Brunner quickly and efficiently deals with what might be called the Charles Paris problem . Delgado’s productions are notoriously troubled, almost as though that was the point. However, he never has trouble hiring talent because there is always a steady supply of desperate actors whose need for employment exceeds caution. In fact, Delgado’s reputation may act as a useful filter, eliminating most of the people who would ask too many questions.
It’s unfortunate that the title is a giant spoiler, and that the plot drags a bit in the middle, almost as through Brunner is unsure how to transition from investigation to resolution. Otherwise, the short novel is a game of cat and mouse between Murray and Delgado. The actor is doing his best to work out what’s going on (and to survive) while Delgado and his assistants do their best to keep their little project going until it reaches its goal.
1: I presume that it was too technically challenging to provide the cast lesbian Ida the means by which she could fatally lesbian herself or her crush (Heather).
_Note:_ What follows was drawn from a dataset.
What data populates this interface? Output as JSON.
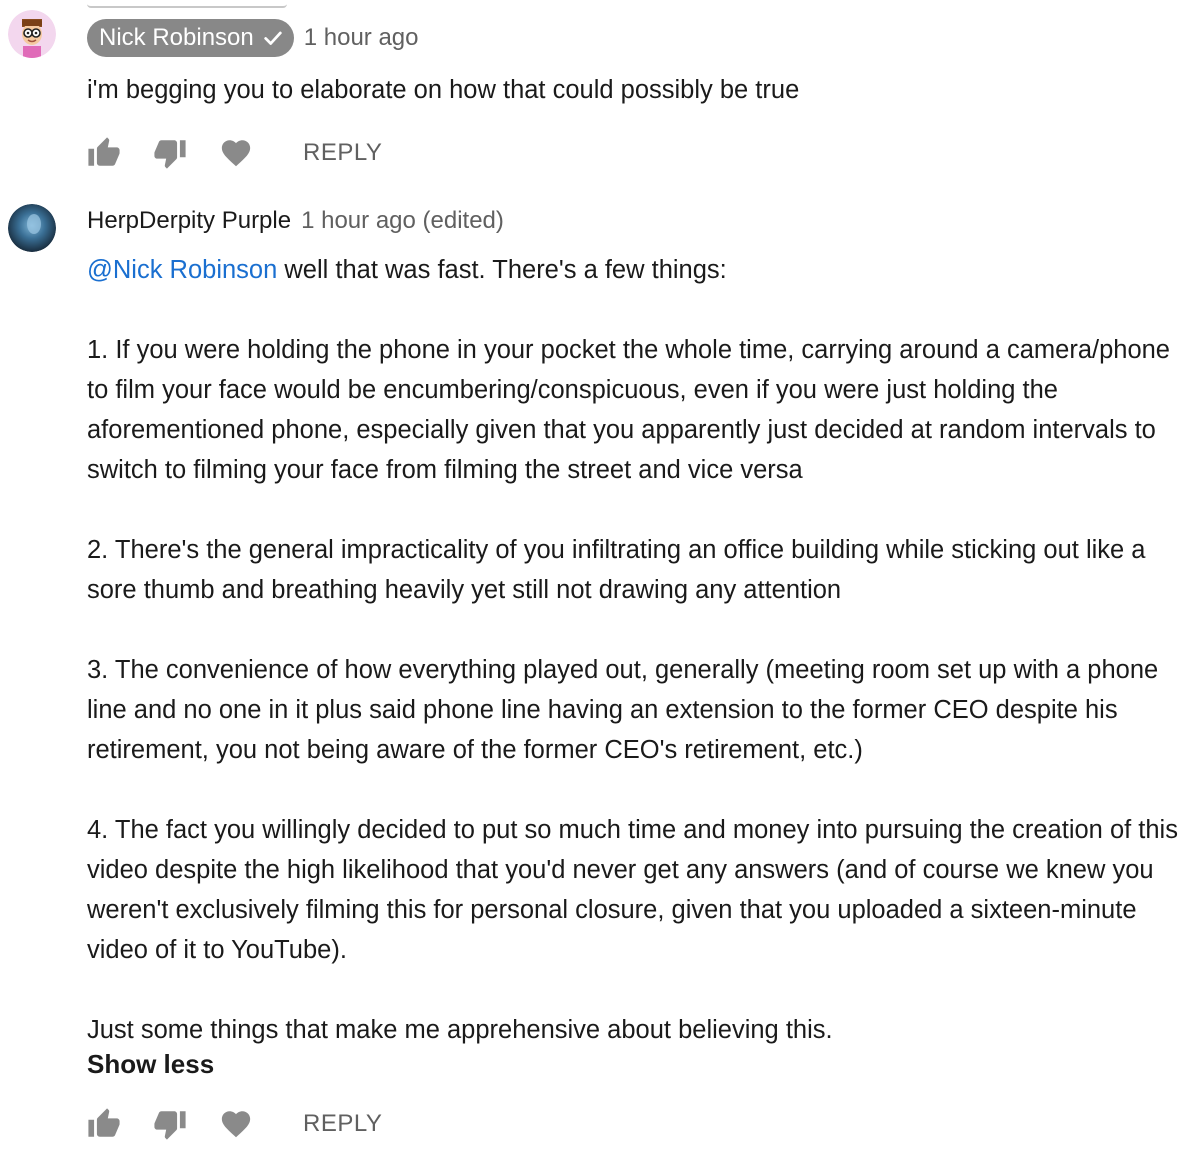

2: As well as the social conventions of the 1960s, the plot assumes the medical standards of the 1960s. Mental illness is presented as something from which recovery is unlikely. The best solution for Murray’s deranged spouse is to lock her away forever.
However, since the events are depicted from Murray’s perspective, it is possible that this solution reflects Murray’s beliefs (or wishes), not those of society in general or even of the entirety of the medical establishment.
3: Paris is the protagonist of a long-running mystery series, an actor who is always hired to act in productions that invariably involve one or more murders. Murders which Paris invariably solves. Why directors persist in hiring a man whose very presence ensures death is unclear.